I suppose TAPA probably wouldn't scruple to kick the crutch out from under a crippled kid, if he thought it might earn him an audience, and he could do it with a winsome enough quality so that the underlying self-serving meanness could be masked. I shudder to think what sort of PA he might become.

The Grip Works said...

To expect actors to stand under lights and go through the motions endlessly while we light and do camera rehearsals and refine the blocking of a scene would serve no ones purpose.
I cant imagine what TAPA thinks the protocol should be.

JD said...

Saw stand-ins used extensivly on "Ed". If you don't remember it, the show was about a lawyer who goes back home to Ohio and buys the town bowling alley. Filmed in North Jersey and used locations in many of NJ's older looking small towns.

Anonymous said...

I have worked with many stand-ins and they are worth their weight in gold.
They are truly "understudies who never go on."
You mentioned a stand-in named Penny. I know Penny, have worked with her for years. She's aces and an asset on any production.
Her work is only surpassed by her writing. Her blogs should not be missed. LN

odocoileus said...

Great post (again), about a part of production that's not widely known to outsiders. Good stand ins are great to work with because they are always ready to go on set, they know how the process works, and they manage themselves. (This is, ahem, not always true with the cast members.)

The shows I worked on usually gave the stand in at least one speaking role per season. That way they could pay their SAG dues with that one check. Almost all of them were actors, and we'd have to find replacements when they had auditions. As to their pay, if they're good, they're worth it.
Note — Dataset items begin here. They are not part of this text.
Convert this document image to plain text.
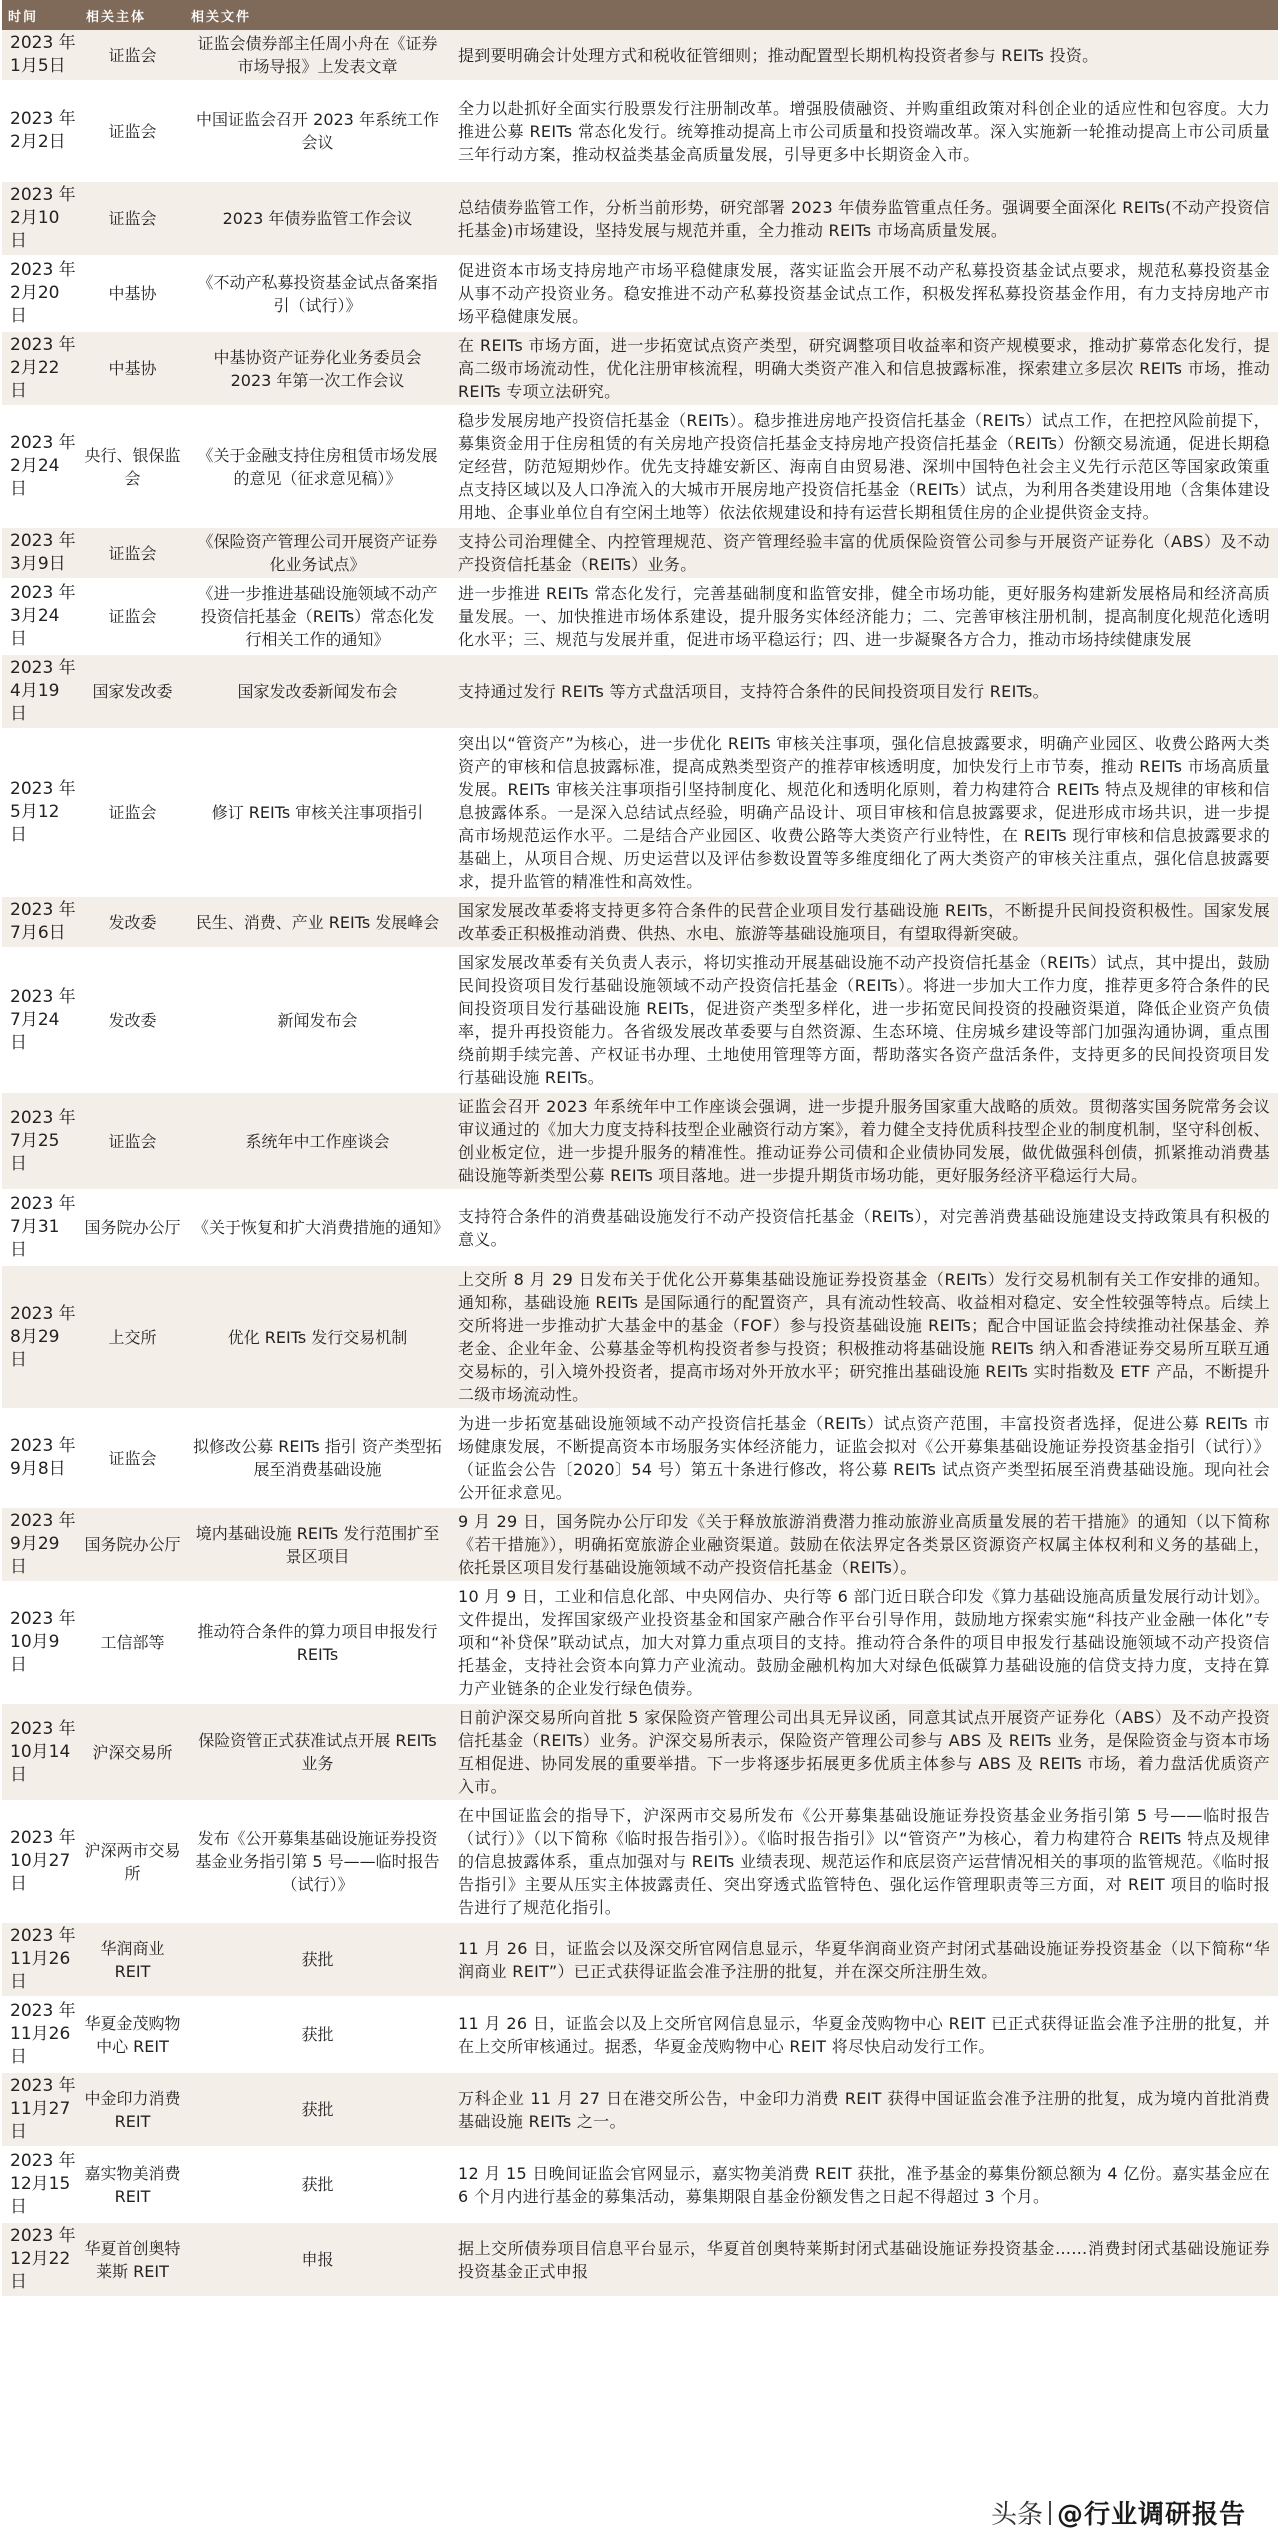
时间	相关主体	相关文件	
2023 年 1月5日	证监会	证监会债券部主任周小舟在《证券市场导报》上发表文章	提到要明确会计处理方式和税收征管细则；推动配置型长期机构投资者参与 REITs 投资。
2023 年 2月2日	证监会	中国证监会召开 2023 年系统工作会议	全力以赴抓好全面实行股票发行注册制改革。增强股债融资、并购重组政策对科创企业的适应性和包容度。大力推进公募 REITs 常态化发行。统筹推动提高上市公司质量和投资端改革。深入实施新一轮推动提高上市公司质量三年行动方案，推动权益类基金高质量发展，引导更多中长期资金入市。
2023 年 2月10日	证监会	2023 年债券监管工作会议	总结债券监管工作，分析当前形势，研究部署 2023 年债券监管重点任务。强调要全面深化 REITs(不动产投资信托基金)市场建设，坚持发展与规范并重，全力推动 REITs 市场高质量发展。
2023 年 2月20日	中基协	《不动产私募投资基金试点备案指引（试行）》	促进资本市场支持房地产市场平稳健康发展，落实证监会开展不动产私募投资基金试点要求，规范私募投资基金从事不动产投资业务。稳安推进不动产私募投资基金试点工作，积极发挥私募投资基金作用，有力支持房地产市场平稳健康发展。
2023 年 2月22日	中基协	中基协资产证券化业务委员会 2023 年第一次工作会议	在 REITs 市场方面，进一步拓宽试点资产类型，研究调整项目收益率和资产规模要求，推动扩募常态化发行，提高二级市场流动性，优化注册审核流程，明确大类资产准入和信息披露标准，探索建立多层次 REITs 市场，推动 REITs 专项立法研究。
2023 年 2月24日	央行、银保监会	《关于金融支持住房租赁市场发展的意见（征求意见稿）》	稳步发展房地产投资信托基金（REITs）。稳步推进房地产投资信托基金（REITs）试点工作，在把控风险前提下，募集资金用于住房租赁的有关房地产投资信托基金支持房地产投资信托基金（REITs）份额交易流通，促进长期稳定经营，防范短期炒作。优先支持雄安新区、海南自由贸易港、深圳中国特色社会主义先行示范区等国家政策重点支持区域以及人口净流入的大城市开展房地产投资信托基金（REITs）试点，为利用各类建设用地（含集体建设用地、企事业单位自有空闲土地等）依法依规建设和持有运营长期租赁住房的企业提供资金支持。
2023 年 3月9日	证监会	《保险资产管理公司开展资产证券化业务试点》	支持公司治理健全、内控管理规范、资产管理经验丰富的优质保险资管公司参与开展资产证券化（ABS）及不动产投资信托基金（REITs）业务。
2023 年 3月24日	证监会	《进一步推进基础设施领域不动产投资信托基金（REITs）常态化发行相关工作的通知》	进一步推进 REITs 常态化发行，完善基础制度和监管安排，健全市场功能，更好服务构建新发展格局和经济高质量发展。一、加快推进市场体系建设，提升服务实体经济能力；二、完善审核注册机制，提高制度化规范化透明化水平；三、规范与发展并重，促进市场平稳运行；四、进一步凝聚各方合力，推动市场持续健康发展
2023 年 4月19日	国家发改委	国家发改委新闻发布会	支持通过发行 REITs 等方式盘活项目，支持符合条件的民间投资项目发行 REITs。
2023 年 5月12日	证监会	修订 REITs 审核关注事项指引	突出以“管资产”为核心，进一步优化 REITs 审核关注事项，强化信息披露要求，明确产业园区、收费公路两大类资产的审核和信息披露标准，提高成熟类型资产的推荐审核透明度，加快发行上市节奏，推动 REITs 市场高质量发展。REITs 审核关注事项指引坚持制度化、规范化和透明化原则，着力构建符合 REITs 特点及规律的审核和信息披露体系。一是深入总结试点经验，明确产品设计、项目审核和信息披露要求，促进形成市场共识，进一步提高市场规范运作水平。二是结合产业园区、收费公路等大类资产行业特性，在 REITs 现行审核和信息披露要求的基础上，从项目合规、历史运营以及评估参数设置等多维度细化了两大类资产的审核关注重点，强化信息披露要求，提升监管的精准性和高效性。
2023 年 7月6日	发改委	民生、消费、产业 REITs 发展峰会	国家发展改革委将支持更多符合条件的民营企业项目发行基础设施 REITs，不断提升民间投资积极性。国家发展改革委正积极推动消费、供热、水电、旅游等基础设施项目，有望取得新突破。
2023 年 7月24日	发改委	新闻发布会	国家发展改革委有关负责人表示，将切实推动开展基础设施不动产投资信托基金（REITs）试点，其中提出，鼓励民间投资项目发行基础设施领域不动产投资信托基金（REITs）。将进一步加大工作力度，推荐更多符合条件的民间投资项目发行基础设施 REITs，促进资产类型多样化，进一步拓宽民间投资的投融资渠道，降低企业资产负债率，提升再投资能力。各省级发展改革委要与自然资源、生态环境、住房城乡建设等部门加强沟通协调，重点围绕前期手续完善、产权证书办理、土地使用管理等方面，帮助落实各资产盘活条件，支持更多的民间投资项目发行基础设施 REITs。
2023 年 7月25日	证监会	系统年中工作座谈会	证监会召开 2023 年系统年中工作座谈会强调，进一步提升服务国家重大战略的质效。贯彻落实国务院常务会议审议通过的《加大力度支持科技型企业融资行动方案》，着力健全支持优质科技型企业的制度机制，坚守科创板、创业板定位，进一步提升服务的精准性。推动证券公司债和企业债协同发展，做优做强科创债，抓紧推动消费基础设施等新类型公募 REITs 项目落地。进一步提升期货市场功能，更好服务经济平稳运行大局。
2023 年 7月31日	国务院办公厅	《关于恢复和扩大消费措施的通知》	支持符合条件的消费基础设施发行不动产投资信托基金（REITs），对完善消费基础设施建设支持政策具有积极的意义。
2023 年 8月29日	上交所	优化 REITs 发行交易机制	上交所 8 月 29 日发布关于优化公开募集基础设施证券投资基金（REITs）发行交易机制有关工作安排的通知。通知称，基础设施 REITs 是国际通行的配置资产，具有流动性较高、收益相对稳定、安全性较强等特点。后续上交所将进一步推动扩大基金中的基金（FOF）参与投资基础设施 REITs；配合中国证监会持续推动社保基金、养老金、企业年金、公募基金等机构投资者参与投资；积极推动将基础设施 REITs 纳入和香港证券交易所互联互通交易标的，引入境外投资者，提高市场对外开放水平；研究推出基础设施 REITs 实时指数及 ETF 产品，不断提升二级市场流动性。
2023 年 9月8日	证监会	拟修改公募 REITs 指引 资产类型拓展至消费基础设施	为进一步拓宽基础设施领域不动产投资信托基金（REITs）试点资产范围，丰富投资者选择，促进公募 REITs 市场健康发展，不断提高资本市场服务实体经济能力，证监会拟对《公开募集基础设施证券投资基金指引（试行）》（证监会公告〔2020〕54 号）第五十条进行修改，将公募 REITs 试点资产类型拓展至消费基础设施。现向社会公开征求意见。
2023 年 9月29日	国务院办公厅	境内基础设施 REITs 发行范围扩至景区项目	9 月 29 日，国务院办公厅印发《关于释放旅游消费潜力推动旅游业高质量发展的若干措施》的通知（以下简称《若干措施》），明确拓宽旅游企业融资渠道。鼓励在依法界定各类景区资源资产权属主体权利和义务的基础上，依托景区项目发行基础设施领域不动产投资信托基金（REITs）。
2023 年 10月9日	工信部等	推动符合条件的算力项目申报发行 REITs	10 月 9 日，工业和信息化部、中央网信办、央行等 6 部门近日联合印发《算力基础设施高质量发展行动计划》。文件提出，发挥国家级产业投资基金和国家产融合作平台引导作用，鼓励地方探索实施“科技产业金融一体化”专项和“补贷保”联动试点，加大对算力重点项目的支持。推动符合条件的项目申报发行基础设施领域不动产投资信托基金，支持社会资本向算力产业流动。鼓励金融机构加大对绿色低碳算力基础设施的信贷支持力度，支持在算力产业链条的企业发行绿色债券。
2023 年 10月14日	沪深交易所	保险资管正式获准试点开展 REITs 业务	日前沪深交易所向首批 5 家保险资产管理公司出具无异议函，同意其试点开展资产证券化（ABS）及不动产投资信托基金（REITs）业务。沪深交易所表示，保险资产管理公司参与 ABS 及 REITs 业务，是保险资金与资本市场互相促进、协同发展的重要举措。下一步将逐步拓展更多优质主体参与 ABS 及 REITs 市场，着力盘活优质资产入市。
2023 年 10月27日	沪深两市交易所	发布《公开募集基础设施证券投资基金业务指引第 5 号——临时报告（试行）》	在中国证监会的指导下，沪深两市交易所发布《公开募集基础设施证券投资基金业务指引第 5 号——临时报告（试行）》（以下简称《临时报告指引》）。《临时报告指引》以“管资产”为核心，着力构建符合 REITs 特点及规律的信息披露体系，重点加强对与 REITs 业绩表现、规范运作和底层资产运营情况相关的事项的监管规范。《临时报告指引》主要从压实主体披露责任、突出穿透式监管特色、强化运作管理职责等三方面，对 REIT 项目的临时报告进行了规范化指引。
2023 年 11月26日	华润商业 REIT	获批	11 月 26 日，证监会以及深交所官网信息显示，华夏华润商业资产封闭式基础设施证券投资基金（以下简称“华润商业 REIT”）已正式获得证监会准予注册的批复，并在深交所注册生效。
2023 年 11月26日	华夏金茂购物中心 REIT	获批	11 月 26 日，证监会以及上交所官网信息显示，华夏金茂购物中心 REIT 已正式获得证监会准予注册的批复，并在上交所审核通过。据悉，华夏金茂购物中心 REIT 将尽快启动发行工作。
2023 年 11月27日	中金印力消费 REIT	获批	万科企业 11 月 27 日在港交所公告，中金印力消费 REIT 获得中国证监会准予注册的批复，成为境内首批消费基础设施 REITs 之一。
2023 年 12月15日	嘉实物美消费 REIT	获批	12 月 15 日晚间证监会官网显示，嘉实物美消费 REIT 获批，准予基金的募集份额总额为 4 亿份。嘉实基金应在 6 个月内进行基金的募集活动，募集期限自基金份额发售之日起不得超过 3 个月。
2023 年 12月22日	华夏首创奥特莱斯 REIT	申报	据上交所债券项目信息平台显示，华夏首创奥特莱斯封闭式基础设施证券投资基金……消费封闭式基础设施证券投资基金正式申报
头条 @行业调研报告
One thing TAPA should note is that long term stand ins for stars can develop close relationships with them. So be careful about suggesting that they're overpaid do-nothings.

Michael Taylor said...

AJ --

I wasn't teribly impressed by any stand-ins until I got into the multi-camera sit-com world. Stand-ins there have to be good or they're soon gone.

D --

You're right again, as usual. Although actors often make ripe targets for below-the-line frustration, we have to remember how crucial -- and difficult --their job really is.

Wolfe --

My intention was to stand up for stand-ins, not trash The Anonymous Production Assistant. TAPA lives and dies by the sword of snark, and wields a very sharp blade indeed. I'm a big fan of his blog, but sometimes -- like all of us -- he succumbs to the temptation to shoot from the lip. I just wanted to correct his notion that stand-ins don't earn their small paychecks.

Sanjay --

I think it's just a lack of experience on his part. He's only been in the biz a few years -- and it took me many more years to understood the value of good stand-ins on set.

JD --

What I saw of "Ed" was pretty good. I still can't understand why they took that show off the air.

Anonymous --

I agree on all counts -- and Penny's blog is a good read.

Odocoileus --

Thanks. Glad to hear your shows were so generous with their stand-ins. Last I heard, stand-ins only get something like fifteen bucks an hour. It's hard for an adult, living on their own,to survive in LA on that.